McGrath and Fuel could have just put the show online and invited audiences to sign up, and it would probably have been less bother, but McGrath saw the Love Letters tour as “a playful way of experimenting with a different touring model and helping venues across the country to maintain relationships with audiences”.
Different venues are using the available tickets in different ways, with some offering them first to the most regular attendees, others focusing on those who are most isolated. The Brighton Festival has instigated a ballot to cope with demand, but for many of the dates it is also possible for anyone to book the remaining tickets and experience the show from wherever they are in the world.
But partnering with venues is no gimmick. After spending several weeks talking about “what we are not going to do” and unproducing (that unlovely word that has now entered the theatrical lexicon as a result of shows having to be prematurely closed down and projects unpicked) McGrath is enjoying the prospect of once again offering something to audiences and venues. The model has been kept simple to involve minimal risk and minimal paperwork and administration with most of it falling on Fuel. That’s essential for tiny venues such as Alphabetti in Newcastle where everyone is furloughed.
“Venues have been really open to the idea. Only one said no. They were excited to have something they could offer their audiences. It’s a testament to the spirit in which the industry is approaching this crisis and wanting to try things out,” says McGrath. “This is a period when experiment is to be embraced, and there is a lot to be found out by doing this and we are going to share everything we learn with the industry. Will the show work online? Who will come? Can the donation model work and generate income?”
The latter question is obviously crucial at the current time. McGrath says that overnight Fuel, which is a national portfolio organisation, lost 74% of its income. But she reckons Fuel is luckier than many because of the relationships it has forged with artists, co-producers and venues over many years.
‘We have a big job to do in reconnecting people and imagining the future’
As to whether Love Letters Straight from the Heart works online – it does. I saw a preview and, of course, watching on Zoom is a different experience from being in the same room as the performers and the rest of the audience. For a start it is really hard to gaze into someone else’s eyes on Zoom. But it is still enormously potent and emotionally rich and there is an added dimension around the painful intimacy of participating in your own home at a time when many of us are separated from those we love most.

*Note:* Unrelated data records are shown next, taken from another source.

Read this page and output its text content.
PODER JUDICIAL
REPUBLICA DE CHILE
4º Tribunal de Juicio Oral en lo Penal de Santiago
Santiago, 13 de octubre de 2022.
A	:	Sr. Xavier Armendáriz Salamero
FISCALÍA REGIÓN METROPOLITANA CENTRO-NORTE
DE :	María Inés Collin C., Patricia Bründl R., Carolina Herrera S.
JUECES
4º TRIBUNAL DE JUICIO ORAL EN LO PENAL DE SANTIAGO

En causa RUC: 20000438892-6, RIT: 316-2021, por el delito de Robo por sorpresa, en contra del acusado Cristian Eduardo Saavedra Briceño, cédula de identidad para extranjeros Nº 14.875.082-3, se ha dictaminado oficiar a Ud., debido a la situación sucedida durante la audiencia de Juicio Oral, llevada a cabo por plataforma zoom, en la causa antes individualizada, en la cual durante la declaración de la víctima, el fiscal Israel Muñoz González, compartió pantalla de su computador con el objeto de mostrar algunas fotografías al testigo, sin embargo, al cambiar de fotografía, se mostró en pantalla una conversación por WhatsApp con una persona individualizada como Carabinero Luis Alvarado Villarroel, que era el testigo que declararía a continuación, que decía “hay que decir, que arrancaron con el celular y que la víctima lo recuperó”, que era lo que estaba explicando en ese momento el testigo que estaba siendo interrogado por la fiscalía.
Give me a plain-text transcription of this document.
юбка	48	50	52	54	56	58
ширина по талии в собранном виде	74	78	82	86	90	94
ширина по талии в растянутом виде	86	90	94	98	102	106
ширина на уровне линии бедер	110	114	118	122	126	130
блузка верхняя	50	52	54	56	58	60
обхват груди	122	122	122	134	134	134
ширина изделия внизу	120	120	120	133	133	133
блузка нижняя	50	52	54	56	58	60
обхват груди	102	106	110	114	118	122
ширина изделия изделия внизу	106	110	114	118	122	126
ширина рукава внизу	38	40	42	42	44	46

“We were nervous about whether it would work and initially we tried it out very quietly and privately to see,” says McGrath, “but we discovered that it did, and I think that’s because the audience members are such an integral part of the show. Their contributions are crucial. It’s their dedications that make it so moving. It’s as if by writing them but putting them into the mouths of the performers it frees the audience up so they say the things they really feel but might never say out loud themselves. It is a life-affirming piece of work.”
It is also one that feels like a sprinkle of optimism in dark times. McGrath understands the anxieties of the theatre industry at the moment, and doesn’t underestimate the financial catastrophe that venues, companies and individual freelancers are facing. But she argues theatre must explore new ways and new models, and the Love Letters tour is part of that.
“Theatre has a job to do in the new world we will be moving into,” says McGrath. “We will need support from the government to survive, but if we can secure that we have a big job to do in reconnecting people and imagining the future. It’s not going to be easy, but I’m an optimist.”